All this in a grand total of three minutes.

She then continues to prescribe me 800 mg of Motrin three times a day for six weeks. Wait, what?!

 As I'm doing the math in my head, I'm thinking, wow, this is so wrong. That would be 2,400 mg of Motrin a day! For six weeks!

Doesn't she know what that would do to someone's stomach? I wonder quickly if she is in 'cahoots' with a GI doc in the office.

I leave with a follow-up appointment even though I had absolutely no intention on going back. The next day, I called my general practitioner for another referral.
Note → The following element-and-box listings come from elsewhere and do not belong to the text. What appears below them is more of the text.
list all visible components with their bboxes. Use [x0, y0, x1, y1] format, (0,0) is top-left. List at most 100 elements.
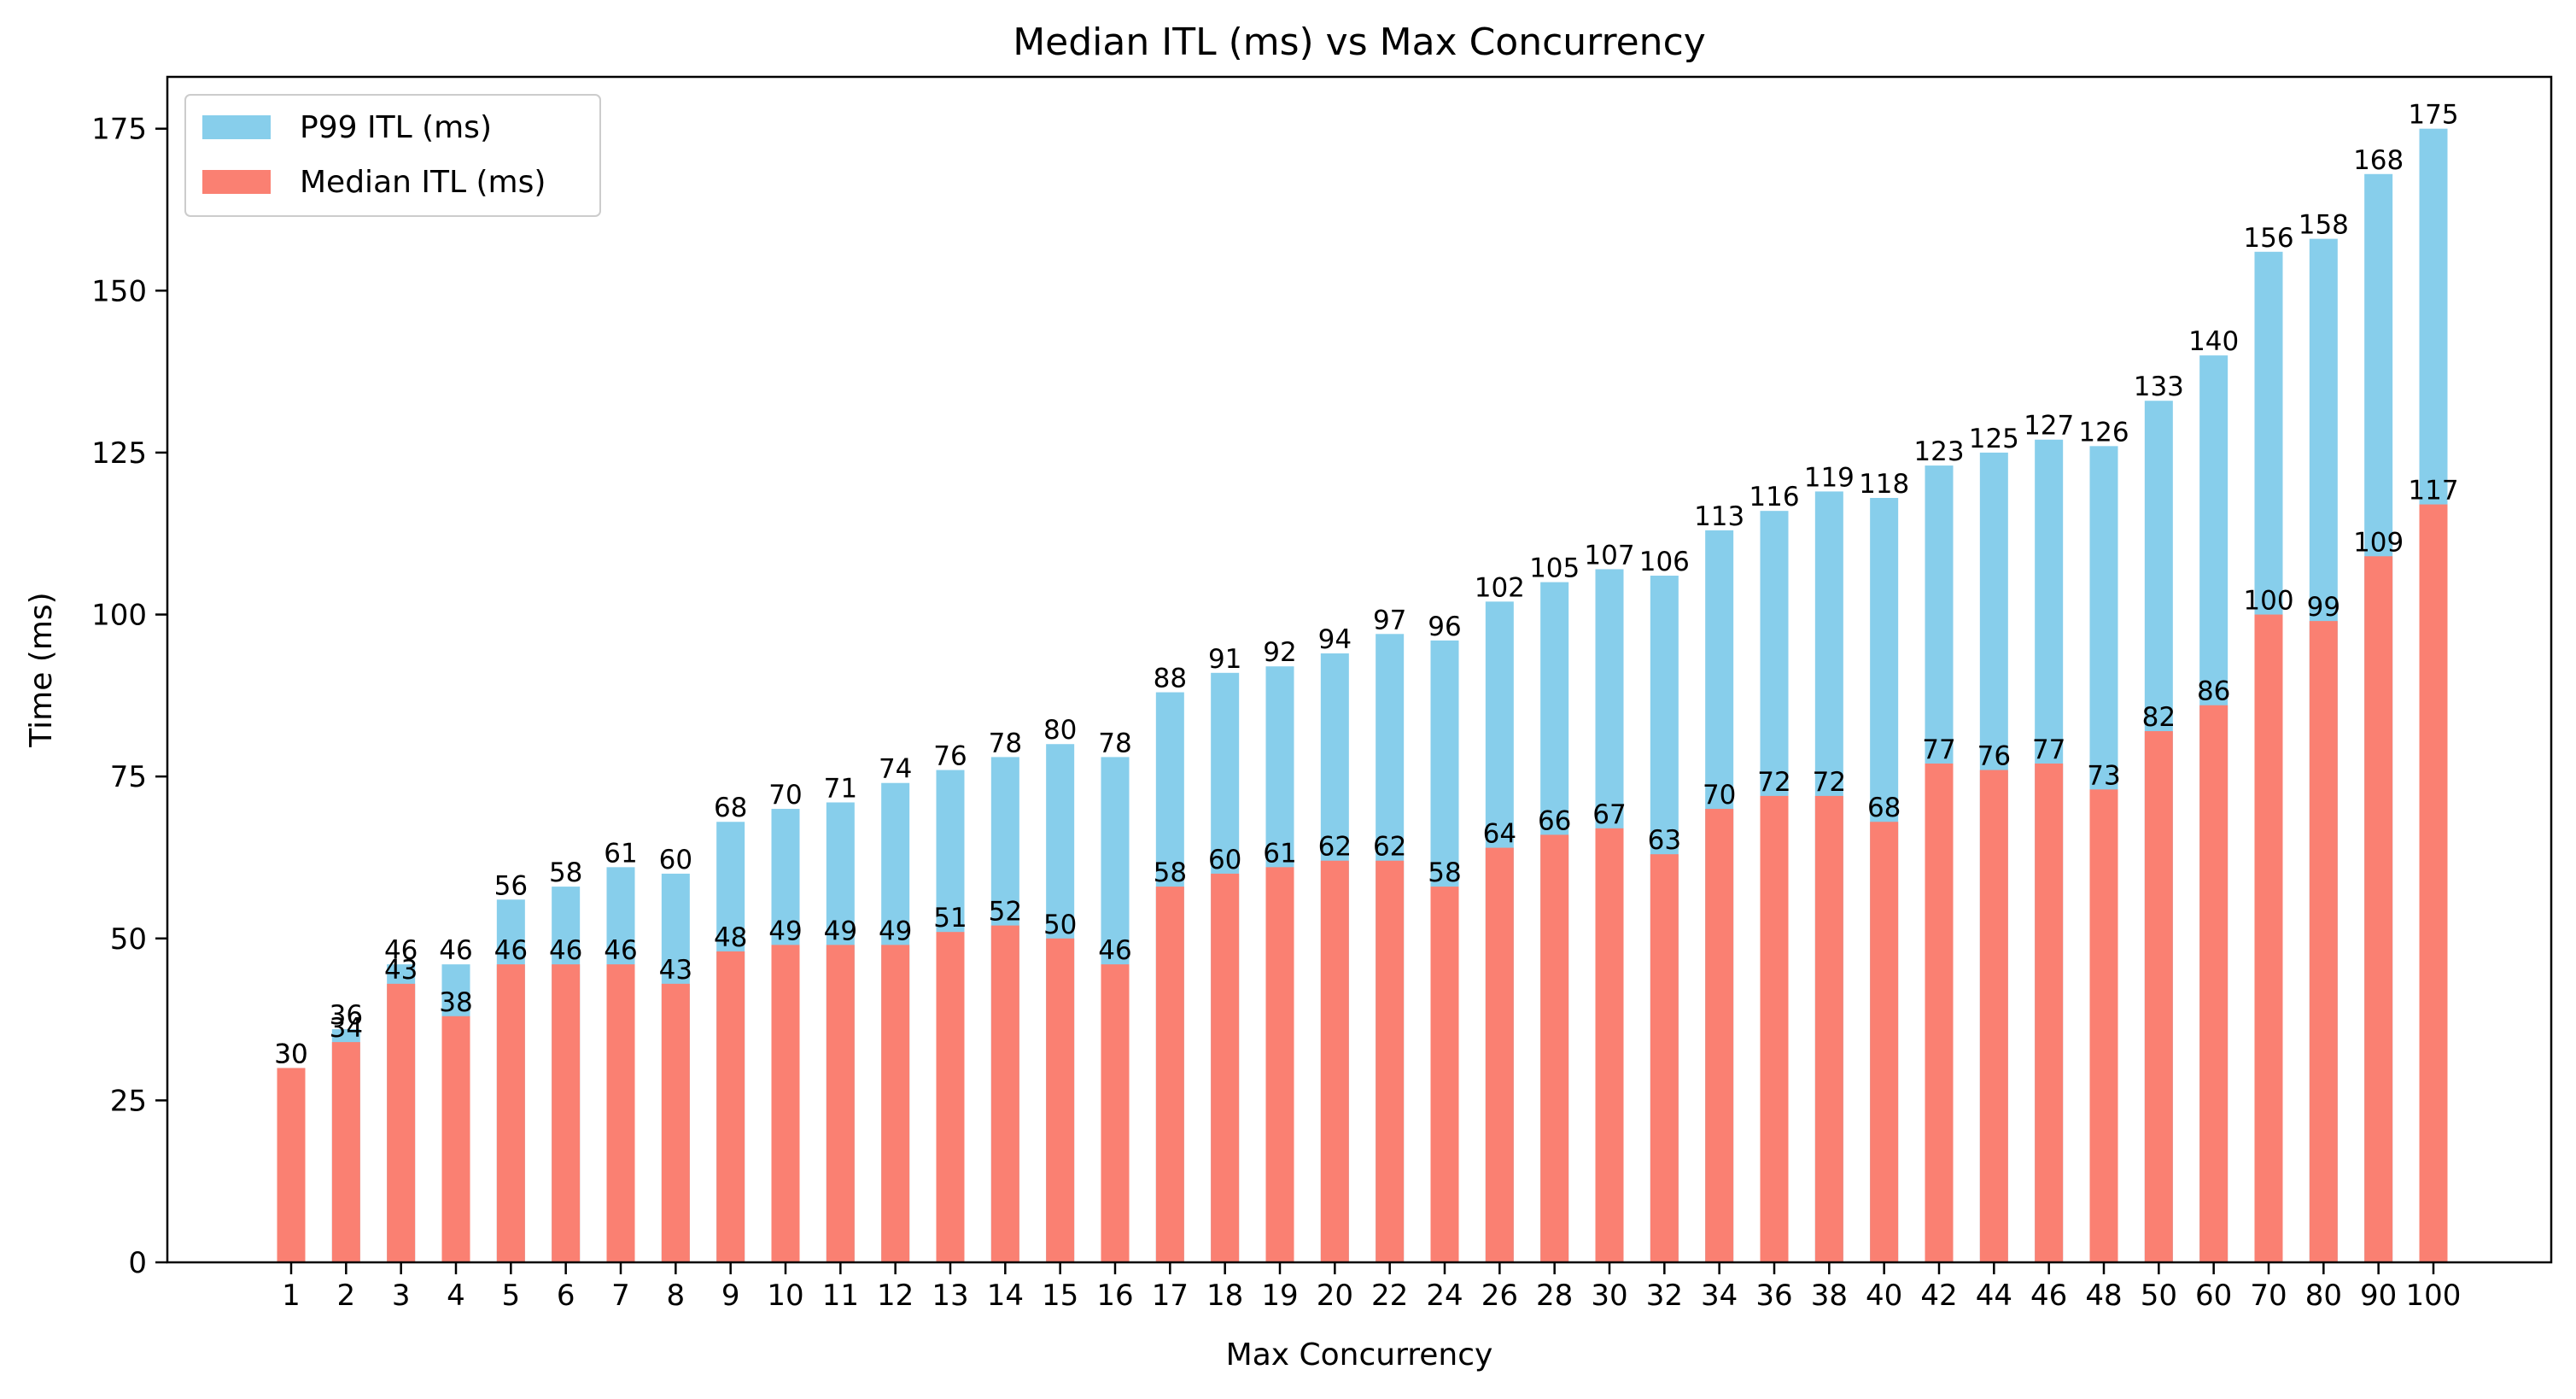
data-label-median-34: 70 [1703, 780, 1736, 811]
data-label-median-50: 82 [2142, 702, 2176, 733]
data-label-median-24: 58 [1428, 858, 1461, 888]
x-tick-label-48: 48 [2085, 1279, 2122, 1313]
y-tick-label: 75 [110, 760, 147, 794]
data-label-median-1: 30 [274, 1039, 307, 1069]
axes-frame [166, 75, 2553, 1264]
data-label-median-100: 117 [2408, 476, 2458, 506]
x-tick-label-3: 3 [392, 1279, 411, 1313]
data-label-median-22: 62 [1373, 832, 1406, 863]
data-label-median-6: 46 [549, 935, 582, 966]
bar-median-9 [716, 951, 745, 1262]
bar-median-60 [2199, 705, 2228, 1262]
x-tick-label-24: 24 [1426, 1279, 1463, 1313]
data-label-median-42: 77 [1922, 735, 1955, 765]
data-label-p99-24: 96 [1428, 612, 1461, 642]
bar-median-38 [1814, 795, 1843, 1262]
x-tick-label-30: 30 [1591, 1279, 1627, 1313]
bar-median-30 [1595, 828, 1624, 1262]
x-tick-label-34: 34 [1701, 1279, 1738, 1313]
chart-title: Median ITL (ms) vs Max Concurrency [1013, 20, 1706, 64]
x-tick-label-60: 60 [2195, 1279, 2232, 1313]
bar-median-36 [1760, 795, 1789, 1262]
x-tick-label-18: 18 [1206, 1279, 1243, 1313]
data-label-median-19: 61 [1263, 838, 1296, 869]
legend-swatch-0 [202, 115, 271, 139]
data-label-p99-19: 92 [1263, 637, 1296, 668]
data-label-median-12: 49 [879, 916, 912, 946]
data-label-median-90: 109 [2353, 527, 2404, 558]
data-label-p99-5: 56 [494, 870, 528, 901]
data-label-p99-13: 76 [933, 741, 967, 772]
data-label-p99-2: 36 [330, 1000, 363, 1031]
bar-median-11 [826, 945, 855, 1262]
data-label-median-38: 72 [1813, 767, 1846, 798]
data-label-p99-34: 113 [1694, 501, 1744, 532]
data-label-median-13: 51 [933, 903, 967, 934]
data-label-p99-3: 46 [384, 935, 418, 966]
x-tick-label-80: 80 [2305, 1279, 2342, 1313]
bar-median-42 [1925, 763, 1954, 1262]
data-label-p99-7: 61 [604, 838, 637, 869]
data-label-median-11: 49 [824, 916, 857, 946]
y-tick-label: 150 [91, 274, 147, 308]
data-label-p99-50: 133 [2134, 372, 2184, 402]
data-label-median-17: 58 [1154, 858, 1187, 888]
data-label-p99-60: 140 [2188, 326, 2239, 357]
bar-median-16 [1101, 964, 1130, 1262]
data-label-p99-16: 78 [1098, 728, 1131, 758]
data-label-p99-10: 70 [768, 780, 802, 811]
bar-median-24 [1430, 887, 1459, 1262]
legend: P99 ITL (ms) Median ITL (ms) [184, 94, 601, 217]
x-tick-label-17: 17 [1152, 1279, 1189, 1313]
data-label-median-16: 46 [1098, 935, 1131, 966]
bar-median-100 [2419, 504, 2448, 1262]
y-axis-label: Time (ms) [24, 592, 59, 747]
data-label-p99-15: 80 [1043, 715, 1077, 746]
data-label-median-15: 50 [1043, 910, 1077, 940]
bar-median-12 [881, 945, 910, 1262]
data-label-p99-100: 175 [2408, 100, 2458, 131]
data-label-median-5: 46 [494, 935, 528, 966]
data-label-p99-6: 58 [549, 858, 582, 888]
data-label-median-32: 63 [1648, 825, 1681, 856]
bar-median-15 [1046, 938, 1075, 1262]
x-tick-label-12: 12 [877, 1279, 914, 1313]
x-tick-label-8: 8 [667, 1279, 686, 1313]
x-tick-label-20: 20 [1317, 1279, 1353, 1313]
x-tick-label-100: 100 [2406, 1279, 2462, 1313]
bar-median-46 [2035, 763, 2064, 1262]
y-tick-label: 175 [91, 113, 147, 147]
bar-median-90 [2364, 556, 2393, 1262]
legend-label-0: P99 ITL (ms) [300, 110, 492, 145]
data-label-median-4: 38 [439, 987, 472, 1018]
data-label-p99-8: 60 [659, 845, 692, 875]
x-tick-label-9: 9 [721, 1279, 740, 1313]
data-label-p99-28: 105 [1529, 553, 1580, 584]
bar-median-6 [552, 964, 581, 1262]
data-label-p99-20: 94 [1318, 624, 1352, 655]
y-tick-label: 0 [128, 1246, 147, 1280]
data-label-p99-38: 119 [1804, 462, 1855, 493]
bar-median-2 [331, 1042, 360, 1262]
bar-median-5 [496, 964, 525, 1262]
bar-median-8 [661, 983, 690, 1262]
data-label-median-28: 66 [1538, 805, 1571, 836]
x-tick-label-50: 50 [2141, 1279, 2177, 1313]
x-tick-label-40: 40 [1866, 1279, 1902, 1313]
data-label-median-46: 77 [2032, 735, 2065, 765]
bar-median-40 [1870, 822, 1899, 1262]
bar-median-4 [441, 1016, 470, 1262]
y-tick-label: 25 [110, 1084, 147, 1118]
data-label-p99-14: 78 [989, 728, 1022, 758]
x-tick-label-19: 19 [1261, 1279, 1298, 1313]
bar-median-28 [1540, 834, 1569, 1262]
bar-median-3 [387, 983, 416, 1262]
bar-median-1 [277, 1068, 306, 1262]
data-label-p99-90: 168 [2353, 145, 2404, 176]
series-1 [277, 504, 2448, 1262]
bar-median-70 [2254, 614, 2283, 1262]
data-label-p99-18: 91 [1208, 644, 1241, 675]
data-label-median-2: 34 [330, 1013, 363, 1044]
data-label-p99-17: 88 [1154, 664, 1187, 694]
The next doctor's office was very accommodating, friendly, and took me within a week. The appointment goes very well. This doctor was kind, soft spoken, and most of all very conscious of being discreet while examining me. I state the reason why I was there, and that he was a second opinion. When I tell him the Motrin that was prescribed, I got a very validating raised eyebrow. We decide together that the surgery was the way to go, and it gets scheduled. I knew I made the right decision to get a second opinion.

As I am getting prepped for surgery, I have a slew of doctors and medical students coming in and asking my name and birth date several times, while poking and prodding me. I'm lying there getting my IV started and in walks a student doctor who introduces herself. Behind her is my doctors assistant. He introduces himself and tries to make a cute remark about removing my belly button ring (which I do not have). He looked exactly like Ron Jeremy, 70's porn mustache and all. 

I took one look at him and thought HELL NO!  I'm not having the porn king of the 80's down in my 'area' assisting with my surgery. It'll turn into some kind of kinky operating room group sex session! I try to fight off the 'happy shot' they gave me to relax, without success.

Damn drugs.

The surgery was a success. They removed a lump within my abdominal muscle and put me in the recovery room. As one nurse passes me off to another rotund nurse that sees me lying in the corner, and states, "Nobody puts baby in the corner." She giggles at her own joke then pushes my bed into one of the recovery room stalls continuing her impromptu stand-up act, advises me not to do any sit ups for a long time.  

"Pretty ironic, that's how I ended up here," I said.  

She laughs and says, "See, this is where exercise will get you."

I think to myself, Yeah, yeah, everyone's a comedian. Just give me the drugs lady, and keep your jokes to yourself. 

As I'm discharged, the doctor tells me that I am not to work out for several weeks in order to give my incision time to heal, and ordered me not use the P90x workout sessions. 

 I listen to his advice and dump the routine and go back to running.

However,  I think there is a bootleg video out there of my exam with Porno Doc.

If you find a copy, please, let me know.